Thursday, April 2, 2009

a new initiative to join federal and state prosecutors in combating financial fraud and white-collar crime.

TO BE NOTED: From the WSJ:

"
By EVAN PEREZ

JIUTEPEC, Mexico – U.S. Attorney General Eric Holder said the Justice Department is planning a new initiative to join federal and state prosecutors in combating financial fraud and white-collar crime.

"We'll be working with them to come up with a way to deal with these fraud problems and white-collar problems. The federal government can't do this alone," Mr. Holder said in an interview on the sidelines of an arms-trafficking conference here.

The attorney general said his review of the Justice Department's past policies and priorities extends beyond detainees at the Guantanamo Bay, Cuba, and the national-security cases that garner headlines.
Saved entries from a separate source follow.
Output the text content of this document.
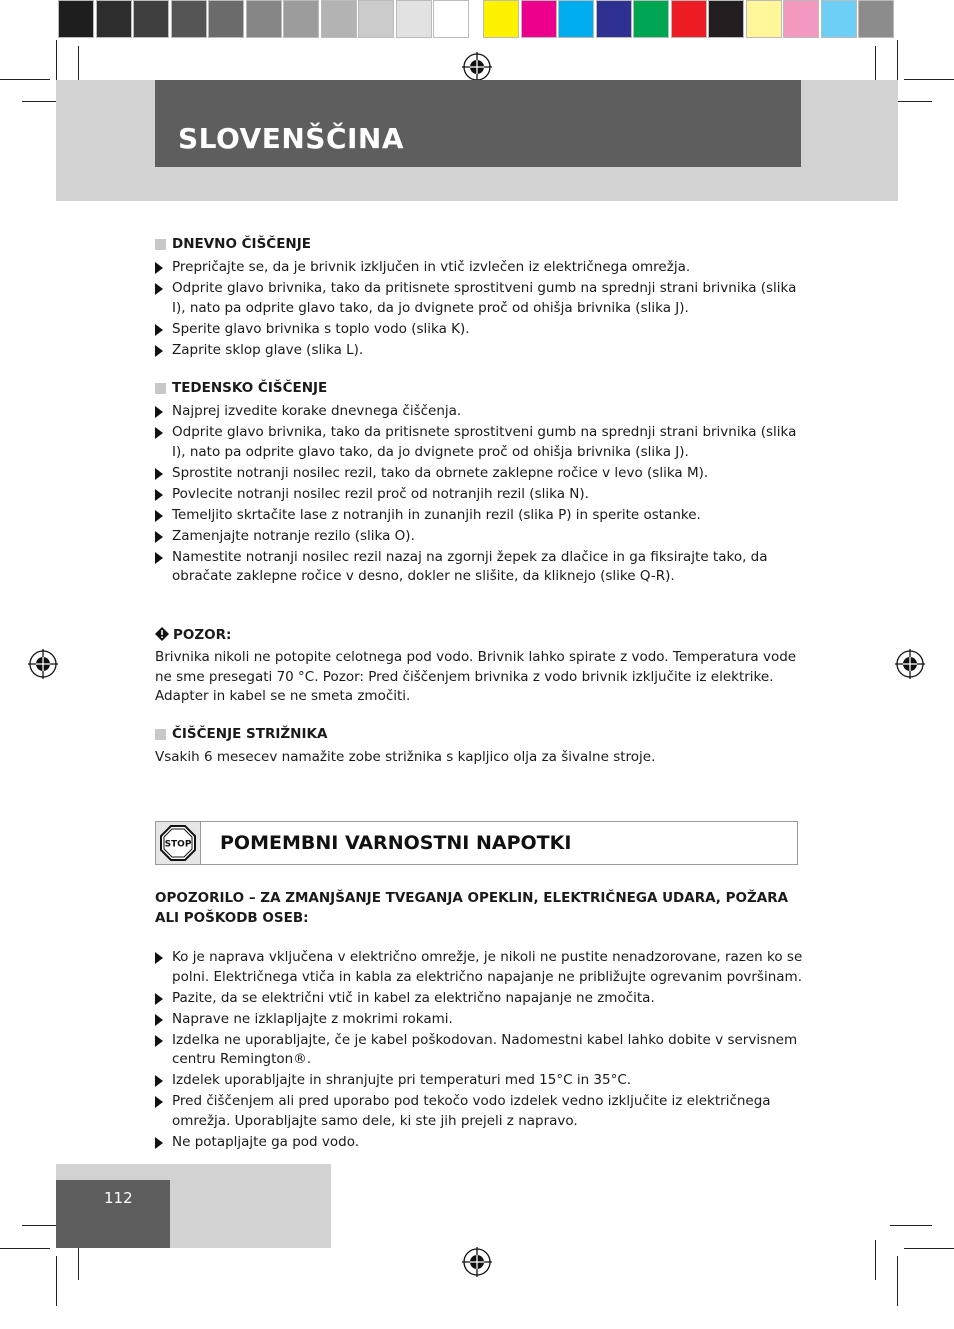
SLOVENŠČINA
DNEVNO ČIŠČENJE
Prepričajte se, da je brivnik izključen in vtič izvlečen iz električnega omrežja.
Odprite glavo brivnika, tako da pritisnete sprostitveni gumb na sprednji strani brivnika (slika I), nato pa odprite glavo tako, da jo dvignete proč od ohišja brivnika (slika J).
Sperite glavo brivnika s toplo vodo (slika K).
Zaprite sklop glave (slika L).
TEDENSKO ČIŠČENJE
Najprej izvedite korake dnevnega čiščenja.
Odprite glavo brivnika, tako da pritisnete sprostitveni gumb na sprednji strani brivnika (slika I), nato pa odprite glavo tako, da jo dvignete proč od ohišja brivnika (slika J).
Sprostite notranji nosilec rezil, tako da obrnete zaklepne ročice v levo (slika M).
Povlecite notranji nosilec rezil proč od notranjih rezil (slika N).
Temeljito skrtačite lase z notranjih in zunanjih rezil (slika P) in sperite ostanke.
Zamenjajte notranje rezilo (slika O).
Namestite notranji nosilec rezil nazaj na zgornji žepek za dlačice in ga fiksirajte tako, da obračate zaklepne ročice v desno, dokler ne slišite, da kliknejo (slike Q-R).
POZOR:
Brivnika nikoli ne potopite celotnega pod vodo. Brivnik lahko spirate z vodo. Temperatura vode ne sme presegati 70 °C. Pozor: Pred čiščenjem brivnika z vodo brivnik izključite iz elektrike. Adapter in kabel se ne smeta zmočiti.
ČIŠČENJE STRIŽNIKA
Vsakih 6 mesecev namažite zobe strižnika s kapljico olja za šivalne stroje.
STOP POMEMBNI VARNOSTNI NAPOTKI
OPOZORILO – ZA ZMANJŠANJE TVEGANJA OPEKLIN, ELEKTRIČNEGA UDARA, POŽARA ALI POŠKODB OSEB:
Ko je naprava vključena v električno omrežje, je nikoli ne pustite nenadzorovane, razen ko se polni. Električnega vtiča in kabla za električno napajanje ne približujte ogrevanim površinam.
Pazite, da se električni vtič in kabel za električno napajanje ne zmočita.
Naprave ne izklapljajte z mokrimi rokami.
Izdelka ne uporabljajte, če je kabel poškodovan. Nadomestni kabel lahko dobite v servisnem centru Remington®.
Izdelek uporabljajte in shranjujte pri temperaturi med 15°C in 35°C.
Pred čiščenjem ali pred uporabo pod tekočo vodo izdelek vedno izključite iz električnega omrežja. Uporabljajte samo dele, ki ste jih prejeli z napravo.
Ne potapljajte ga pod vodo.
112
Mr. Holder is in Mexico with Homeland Security Secretary Janet Napolitano to meet with Mexican counterparts to discuss ways of improving joint efforts against violent Mexican drug cartels. U.S. prosecutors, as well as agents from the Drug Enforcement Administration and the Bureau of Alcohol, Tobacco, Firearms and Explosives, are attending training sessions amid tight security at a resort near the historic city of Cuernevaca, south of Mexico City.

Following on the heels of a visit by Secretary of State Hillary Clinton, and before a visit later this month by President Barack Obama, the visit by the two Obama cabinet members this week shows how high a priority the administration considers the Mexico drug fight, Mr. Holder said.

Mr. Holder, in office eight weeks, said that beyond national security, he also is changing course on the way the top law-enforcement agency pursues street-crime cases. He said he is stepping up the department's role in policing the billions of dollars being spent to boost the U.S. economy out of recession.

One change is likely to be in whether to appoint a task force on financial crime, akin to one that was organized during the Bush administration following the collapse of Enron Corp.

Mr. Holder's predecessor in the Bush administration, Michael Mukasey, was disinclined generally to set up task forces because he thought they could be inefficient. He studied the idea of a national task force to focus on fraud and the mortgage crisis but decided against it because he said the crisis differed in various parts of the country and wouldn't benefit from a centralized strategy.

Mr. Holder differs on the effectiveness of a national strategy and said an official announcement would be coming soon. "Based on my experience, I know that task forces work," he said, adding that state prosecutors have developed capacity and expertise on financial fraud that could benefit the federal government.